There are over 145 miles of trails that border town, offices that offer early dismissal for "hiking fridays," and no shortage of locals willing to give advice. The problem was, for a suburban kid whose free time had been spent in ballet and band practice, wandering in the wilderness seemed confined to storybooks and vacation. There was definitely an element of culture shock when I found myself making my home squarely in the middle of that aspirational world.

 Baby Julia on one of my first hikes in Boulder

Baby Julia on one of my first hikes in Boulder

I learned quickly that Chuck Taylors are not adequate footwear for summit hikes, your high school backpack will chafe like crazy when weighed down by a full Nalgene, sweatshirts will not keep you warm if it is raining. Outfitting myself with the proper gear for a low-key Boulder weekend required me to google terms like GorTex, Vibram, and "wicking." When it came to getting ready for our first dispersed camping trip, I found myself in the middle of REI with yet another full shopping basket and a relentless urge to ask a saleswoman how exactly I should expect to answer "nature's call."

Luckily, my new home was replete with accomplished outdoorsfolk whose genuine enthusiasm for offering advice was dwarfed only by their desire to come along. By the time I caught on to the rising trend of outdoor elitism that dominates social media news feeds (Just A Colorado Girl, Heather, writes about it in this article) I had found my backcountry stride and was developing a chip on my own shoulder.

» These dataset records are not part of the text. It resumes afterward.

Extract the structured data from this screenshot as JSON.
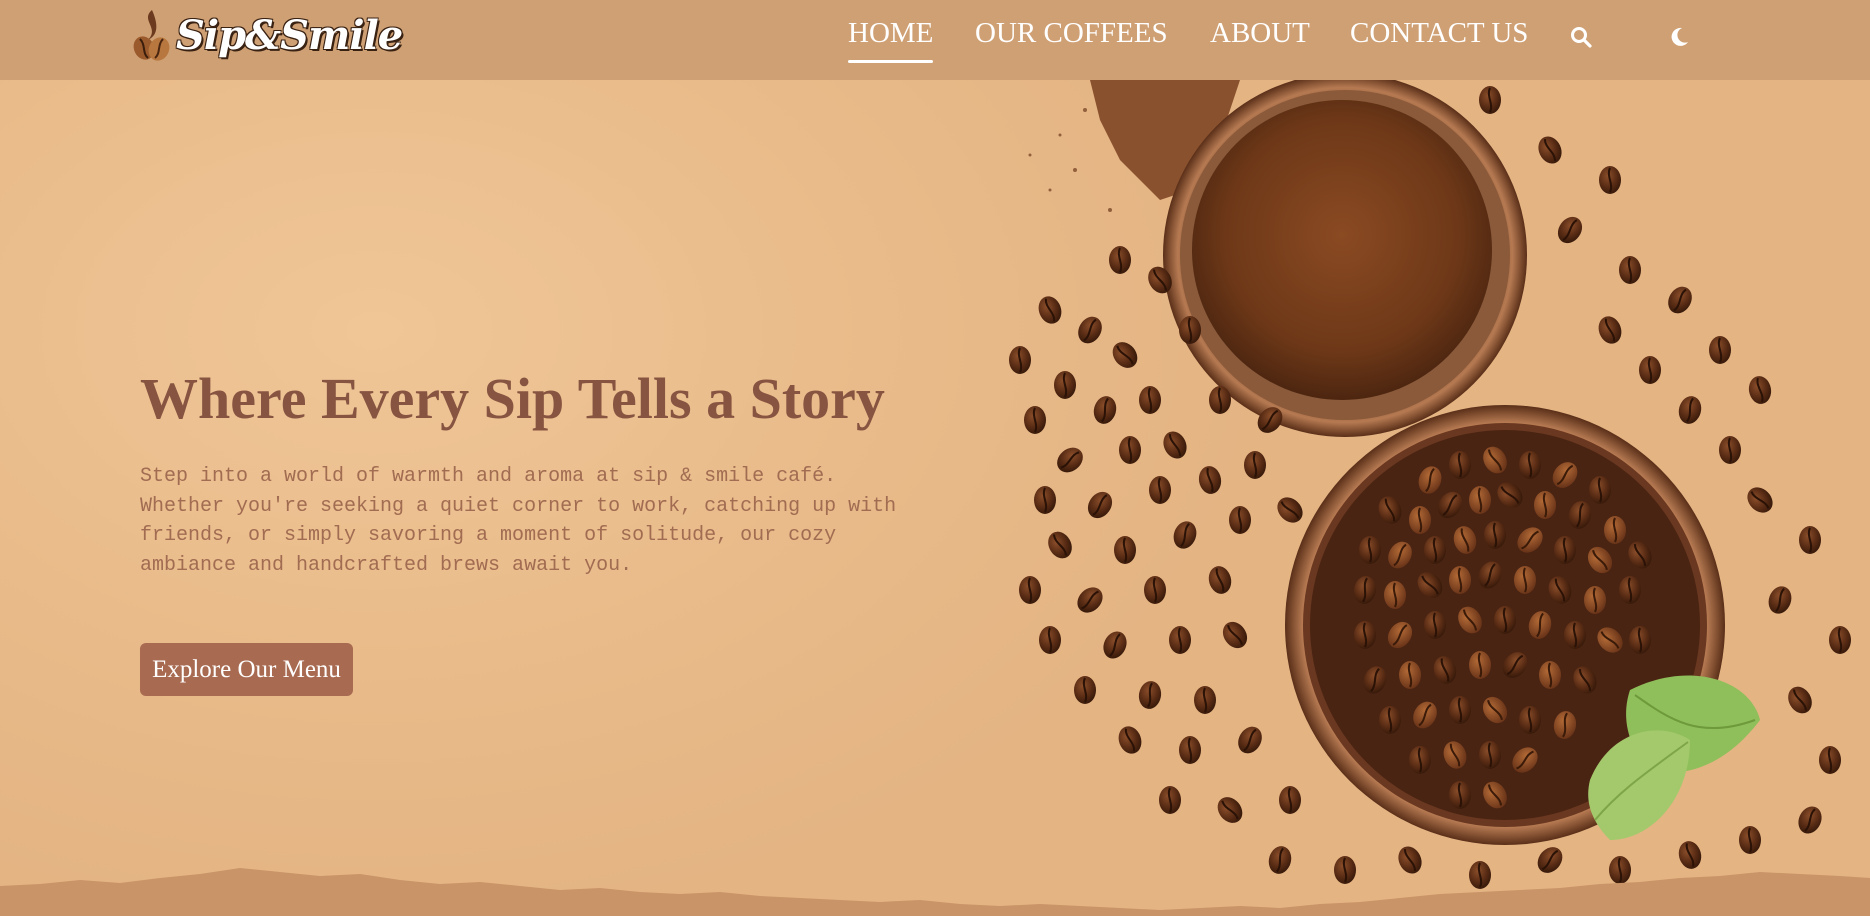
{
  "brand": {
    "name": "Sip&Smile",
    "logo_icon": "coffee-bean-flame-icon"
  },
  "nav": {
    "links": [
      {
        "label": "HOME",
        "active": true
      },
      {
        "label": "OUR COFFEES",
        "active": false
      },
      {
        "label": "ABOUT",
        "active": false
      },
      {
        "label": "CONTACT US",
        "active": false
      }
    ],
    "search_icon": "search-icon",
    "theme_icon": "moon-icon"
  },
  "hero": {
    "title": "Where Every Sip Tells a Story",
    "description": "Step into a world of warmth and aroma at sip & smile café. Whether you're seeking a quiet corner to work, catching up with friends, or simply savoring a moment of solitude, our cozy ambiance and handcrafted brews await you.",
    "button_label": "Explore Our Menu",
    "image_subject": "coffee-beans-and-ground-coffee-bowls"
  },
  "colors": {
    "navbar": "#cfa074",
    "background": "#e9bd8c",
    "title": "#875441",
    "body_text": "#a16c52",
    "button": "#a86a50",
    "nav_text": "#ffffff"
  }
}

The sentiment makes sense. To a seasoned backpacker, a dayhiker in jeans, sneaks, and a sweatshirt looks ridiculous stumbling up the trail with their Evian bottle in hand. I'll admit, I snickered a bit just last week when I descended past a woman beginning the steep climb in patent leather shoes and a fur vest (The Cruella Devil kind). But I quickly checked myself because the point is, she was ON THE TRAIL. She was hiking. In those ridiculous shoes, she made it to the top, took in the breathtaking vista, and descended again with the memory, a story, and hopefully a deeper appreciation for the incredible beauty of this planet that is our home.

Sure, more people in the mountains means more cars at trailheads, more crowds on trails, and more impact on the environment. But it also means more interest in the outdoors. If properly cultivated, that interest can grow into respect for wilderness spaces, more knowledge about the world we inhabit, and more desire to preserve it.

Helping to guide those adventurous spirits along a path of responsible stewardship is my humble goal. See, I believe that if we assume that the deserving will figure things out on their own, we do ourselves and our favorite spaces a huge disservices. If we view it as our responsibility to preserve the places we love, we need to acknowledge that a huge piece of that is helping newcomers find their way into the wilderness.